Cenazelerde, felaketlerde herkes “Allah” diyor, başka zaman o kadar akıllara gelmiyor. Bu iman noksanlığından mıdır?
İnsan nefesle yaşar. Nefes çıkıp tekrar bedene varmadığı an, kişi hayata veda eder. Bütün hizmetler nefs için yapılıyor. Tasavvuf ehli diyor ki: “Bugün Allah için ne yaptın?” Düşün bakalım, hep nefsi isteklerde, benliğindeydin. Allah’ı zikrettin bir münacatın vardı, bakalım madde miydi mana mıydı? Namaz kılmak, oruç tutmak bunlar kendi şahsınadır. Bir varlığın varsa hayratta bulundun mu, bir tatlı söz söyledin mi? Bir insanın parası olmaz, etrafındakilere güzel bir söz söylerse o da sadakadan sayılır. Bir yoksulun karnını doyurmak, bir garibin gönlünü hoş etmek, karşındakinden rıza kazanmak, Allah için hizmettir. Namaz kılar, bütün ahkamı yerine getirir ama bir yerden bir rıza almazsan yine Tanrı katında bencilsin. Allah için değil, nefs için çalışmış olursun. Ölmeyecek gibi bir hayat sürer, hep düşüncen dünya olursa üzerinden ne gam, ne hüzün gider. Soframızdaki gıdalar, üstümüzdeki elbiseler, evimizdeki eşyalar, süsler, hepsi toprağın evlatlarıdır. Öze geldiğin zaman toprak çıkar. Yalnız renklere bürünüp ortaya renkli olarak çıktığı için insanlar aldanışa tutulmuş, devamlı toprağın evlatlarına tamah etmektedirler. Ne diyor Cenab-ı Mevlana… “Evlatlarına bu kadar tamah ediyorsunuz, biraz da anasına tamah edin.”

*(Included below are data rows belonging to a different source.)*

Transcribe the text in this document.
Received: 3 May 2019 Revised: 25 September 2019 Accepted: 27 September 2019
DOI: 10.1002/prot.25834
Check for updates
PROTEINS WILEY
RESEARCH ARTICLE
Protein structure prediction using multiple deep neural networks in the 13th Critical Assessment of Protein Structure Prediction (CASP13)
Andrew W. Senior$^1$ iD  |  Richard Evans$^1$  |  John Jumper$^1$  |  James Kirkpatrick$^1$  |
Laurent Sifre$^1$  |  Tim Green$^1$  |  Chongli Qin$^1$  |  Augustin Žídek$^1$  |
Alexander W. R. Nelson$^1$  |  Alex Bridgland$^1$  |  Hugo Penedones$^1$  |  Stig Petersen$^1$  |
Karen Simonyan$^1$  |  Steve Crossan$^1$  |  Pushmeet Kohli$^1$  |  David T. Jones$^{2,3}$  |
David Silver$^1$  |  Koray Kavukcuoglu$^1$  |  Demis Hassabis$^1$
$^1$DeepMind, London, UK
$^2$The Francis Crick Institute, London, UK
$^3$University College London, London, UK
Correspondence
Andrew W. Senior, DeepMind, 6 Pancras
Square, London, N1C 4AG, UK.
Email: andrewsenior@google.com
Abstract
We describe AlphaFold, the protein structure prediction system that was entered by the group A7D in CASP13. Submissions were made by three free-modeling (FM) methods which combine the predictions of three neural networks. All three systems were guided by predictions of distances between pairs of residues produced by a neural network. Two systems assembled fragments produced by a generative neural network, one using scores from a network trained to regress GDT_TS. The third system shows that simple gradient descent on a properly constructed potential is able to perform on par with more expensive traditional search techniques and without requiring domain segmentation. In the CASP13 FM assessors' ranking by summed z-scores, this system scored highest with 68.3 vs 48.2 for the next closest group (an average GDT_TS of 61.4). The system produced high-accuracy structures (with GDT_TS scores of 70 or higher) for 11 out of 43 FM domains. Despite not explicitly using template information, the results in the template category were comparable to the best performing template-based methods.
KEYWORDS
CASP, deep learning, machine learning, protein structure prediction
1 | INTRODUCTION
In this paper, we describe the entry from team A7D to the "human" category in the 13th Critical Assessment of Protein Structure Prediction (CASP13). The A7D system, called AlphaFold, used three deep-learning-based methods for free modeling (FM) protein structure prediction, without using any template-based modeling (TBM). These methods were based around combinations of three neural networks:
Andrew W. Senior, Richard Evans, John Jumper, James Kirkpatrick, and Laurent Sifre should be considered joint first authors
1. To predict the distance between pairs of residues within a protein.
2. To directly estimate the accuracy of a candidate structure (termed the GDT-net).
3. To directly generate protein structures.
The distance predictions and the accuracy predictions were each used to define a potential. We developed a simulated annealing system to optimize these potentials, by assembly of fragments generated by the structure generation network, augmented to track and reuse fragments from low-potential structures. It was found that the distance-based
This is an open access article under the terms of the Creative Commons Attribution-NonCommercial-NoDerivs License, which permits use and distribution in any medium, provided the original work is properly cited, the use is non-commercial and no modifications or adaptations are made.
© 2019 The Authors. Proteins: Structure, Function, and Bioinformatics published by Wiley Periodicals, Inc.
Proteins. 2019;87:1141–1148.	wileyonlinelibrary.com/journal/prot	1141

İnsan bu aleme nefsi arzuları için çalışmaya gelmedi. Cenab-ı Allah kendisini güzel bir dille yad etsin, onu güzel bir dille yaşatsın ve onunla yaşasın diye insanı yarattı. İnsanı yeryüzünde en mukaddes varlık olarak meydana getirdi, kendisine elçi olarak seçti. Bütün bilgileri insanla bildirdi ve insanı dünyaya hakim kıldı. İnsan aslını arayıp bulursa en büyük zenginliğe kavuşur ama aslını bulamazsa ömrünü boşuna geçirmiş olur. Gün gelir vade biter, davet gelir, davet edilen yer için hiçbir şey yoksa esafiline, ayak altı olmaya gider. Hazreti Muhammed, insanlara güzel bir tebligat bırakmış, bindörtyüz küsur sene geçmiş sevenleri ile anılıyor. Hazreti İsa desen, Hazreti Musa desen, onlar da sevenleriyle anılmaktadırlar. İşte bunlar bize örnek. Eserleri de var. İnsan hiç olmazsa haftada yarım saat Hazreti Mevlana’nın eserleri ile meşgul olsa yine kazançta olur. Hiç okumuyorsunuz. Düşünüyor musunuz ki, bu geçici ömür bir gün bitecek, gençlik elden gidecek, izin verirse yaşlanacaksın. O zaman “Allah” diye sarılacaksın, zikretmeye kalkacaksın. O zaman korku başlayacak, ölüm sana acı gelecek.
Mevlana’mız ölümü çok güzel bir hale getirdi. Bütün dünyaya ölüm hakkında ne buyurdu? “Ölüm benim kına gecem, nefesimi verdiğim an sevgiliye kavuşacağım. Ömür boyu hep bu anı inledim” dedi. Çünkü Hazreti Mevlana tamamen Yaratıcı’da kendini fani kılmıştı. “Gören gözüm, işiten kulağım, söyleyen dilim, yürüyen ayağım, tutan elim, bütün o kudret bedende ne varsa hepsi sevgilime ait, bana ait hiçbir şey yok” dedi. Onun için yola korkusuz çıktı. Allah bizden temiz bir gönül istedi. Sen oraya temiz bir gönülle bağlanırsan, haliyle ona uygun işler yaparsın, ama sen Allah’a gönül bağlamazsan gece gündüz namaz kılsan, yine çirkin işler yaparsın. Çünkü Allah’a bağlanmamış, onu tanıyamamışsın, nefsinde kalmışsın. Onun için temiz bir gönül herşeyin üstündedir.